When a contractor is sued in a construction defect / damage lawsuit, the lawsuit should implicate the scope of work of certain subcontractors. The contractor wants to tender the defense of that lawsuit to those subcontractors that, hopefully, identified the contractor as an additional insured under their commercial general liability insurance policy. The contractor wants those implicated subcontractors’ commercial general liability insurers to defend (or share in the defense) and indemnify it in connection with the lawsuit.
An insurer’s duty to defend is triggered by the allegations in the lawsuit. If these allegations are not pled to trigger the duty to defend, then that will allow the insurer to refuse a defense to its insured or an additional insured. In other words, if these allegations are not pled to trigger the duty to defend, the insurer has no additional insured obligation.
For example, a general contractor was sued for defective roofing. The lawsuit did not allege that the defective roofing caused property damage (which is a defined term in a commercial general liability insurance policy).
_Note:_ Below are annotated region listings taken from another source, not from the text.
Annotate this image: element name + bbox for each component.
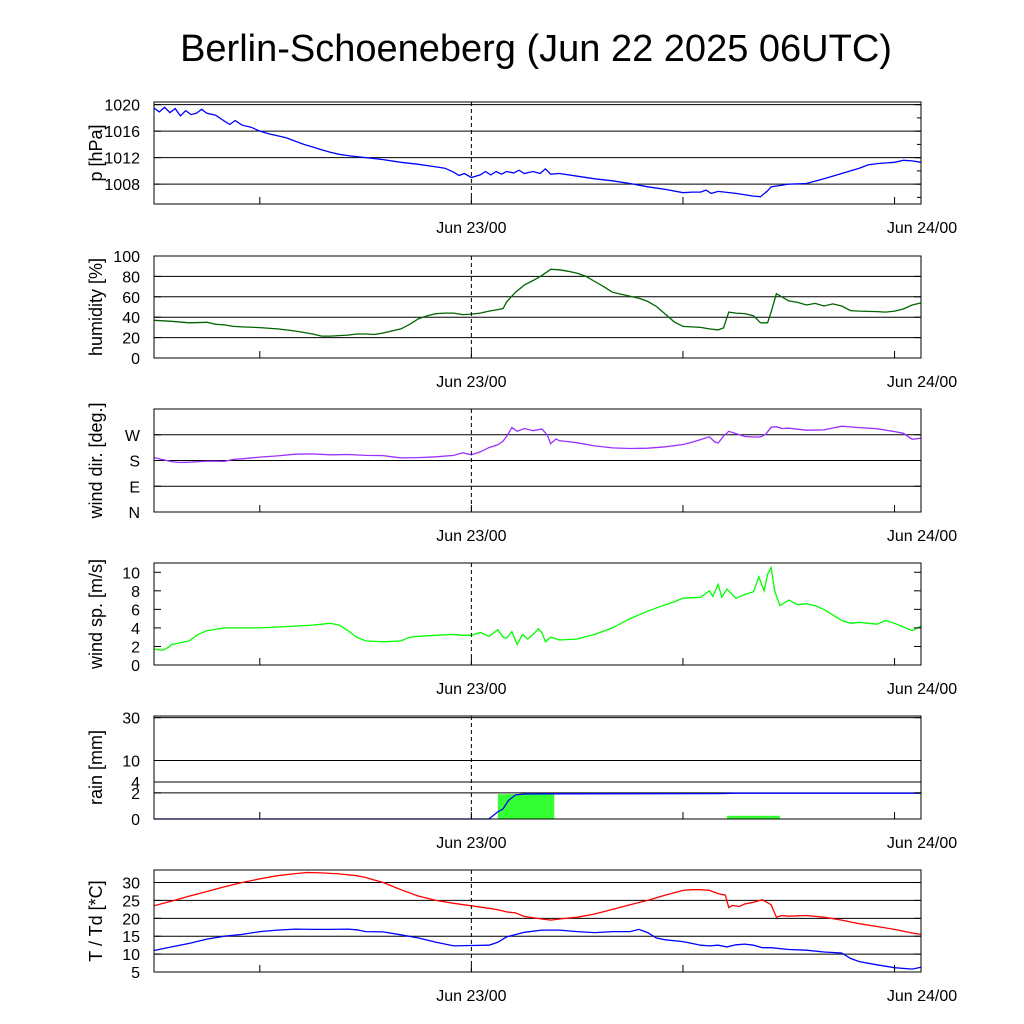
- x-tick-label: Jun 23/00: [436, 220, 506, 237]
- x-tick-label: Jun 24/00: [887, 220, 957, 237]
- y-tick-label: 8: [131, 584, 140, 601]
- y-axis-label: T / Td [*C]: [86, 880, 106, 961]
- y-tick-label: S: [129, 454, 140, 471]
- y-tick-label: 10: [122, 565, 140, 582]
- series-line-humidity-0: [153, 268, 922, 337]
- x-tick-label: Jun 24/00: [887, 528, 957, 545]
- rain-bar-1: [727, 815, 780, 819]
- x-tick-label: Jun 23/00: [436, 681, 506, 698]
- y-axis-label: p [hPa]: [86, 124, 106, 181]
- series-line-temperature-td: [153, 928, 922, 970]
- series-line-pressure-0: [153, 106, 922, 198]
- y-tick-label: 1016: [104, 124, 140, 141]
- x-tick-label: Jun 23/00: [436, 528, 506, 545]
- series-line-temperature-t: [153, 871, 922, 936]
- x-tick-label: Jun 23/00: [436, 835, 506, 852]
- y-tick-label: 10: [122, 753, 140, 770]
- y-tick-label: 6: [131, 602, 140, 619]
- series-line-wind-direction-0: [153, 425, 922, 464]
- x-tick-label: Jun 24/00: [887, 681, 957, 698]
- y-tick-label: 20: [122, 331, 140, 348]
- series-line-wind-speed-0: [153, 565, 922, 651]
- x-tick-label: Jun 23/00: [436, 374, 506, 391]
- panel-wind-speed: 0 24 68 10 Jun 23/00 Jun 24/00 wind sp. [m/s]: [86, 559, 957, 698]
- panel-humidity: 0 20 40 60 80 100 Jun 23/00 Jun 24/00 humidity […: [86, 249, 957, 391]
- x-tick-label: Jun 23/00: [436, 988, 506, 1005]
- plot-frame: [153, 101, 922, 205]
- panel-rain: 0 24 10 30 Jun 23/00 Jun 24/00 rain [mm]: [86, 711, 957, 852]
- y-tick-label: 1008: [104, 177, 140, 194]
- y-tick-label: 0: [131, 351, 140, 368]
- x-tick-label: Jun 24/00: [887, 374, 957, 391]
- plot-frame: [153, 715, 922, 820]
- plot-frame: [153, 562, 922, 666]
- y-tick-label: 4: [131, 775, 140, 792]
- y-tick-label: 30: [122, 876, 140, 893]
- y-tick-label: 15: [122, 929, 140, 946]
- y-axis-label: rain [mm]: [86, 730, 106, 805]
- y-tick-label: 1020: [104, 98, 140, 115]
- plot-frame: [153, 869, 922, 973]
- y-tick-label: 0: [131, 812, 140, 829]
- plot-frame: [153, 255, 922, 359]
- y-tick-label: E: [129, 479, 140, 496]
- y-axis-label: humidity [%]: [86, 258, 106, 356]
- chart-title: Berlin-Schoeneberg (Jun 22 2025 06UTC): [180, 28, 892, 70]
- y-tick-label: 1012: [104, 151, 140, 168]
- x-tick-label: Jun 24/00: [887, 835, 957, 852]
- series-line-rain-0: [154, 792, 921, 820]
- y-tick-label: 60: [122, 290, 140, 307]
- panel-pressure: 1008 1012 1016 1020 Jun 23/00 Jun 24/00 p [hPa…: [86, 98, 957, 237]
- y-tick-label: 10: [122, 947, 140, 964]
- y-tick-label: 2: [131, 639, 140, 656]
- y-tick-label: 0: [131, 658, 140, 675]
- y-axis-label: wind dir. [deg.]: [86, 402, 106, 519]
- y-tick-label: 5: [131, 965, 140, 982]
- y-tick-label: N: [128, 505, 140, 522]
- y-axis-label: wind sp. [m/s]: [86, 559, 106, 670]
- y-tick-label: 100: [113, 249, 140, 266]
- y-tick-label: 4: [131, 621, 140, 638]
- rain-bar-0: [497, 794, 555, 819]
- x-tick-label: Jun 24/00: [887, 988, 957, 1005]
- y-tick-label: 2: [131, 786, 140, 803]
- y-tick-label: 80: [122, 269, 140, 286]
- y-tick-label: 30: [122, 711, 140, 728]
- y-tick-label: 20: [122, 911, 140, 928]
- y-tick-label: W: [125, 428, 141, 445]
- y-tick-label: 40: [122, 310, 140, 327]
- y-tick-label: 25: [122, 893, 140, 910]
Without the allegation that there was damage other than to the roof itself (e.g., property damage), the duty to defend was never triggered. Even though the general contractor sued its roofer’s commercial general liability insurer arguing that the insurer had a duty to defend it in connection with the underlying lawsuit, the court held differently because the lawsuit never asserted property damage. This meant that the roofer’s insurer had no additional insured obligation to defend the general contractor in connection with the lawsuit.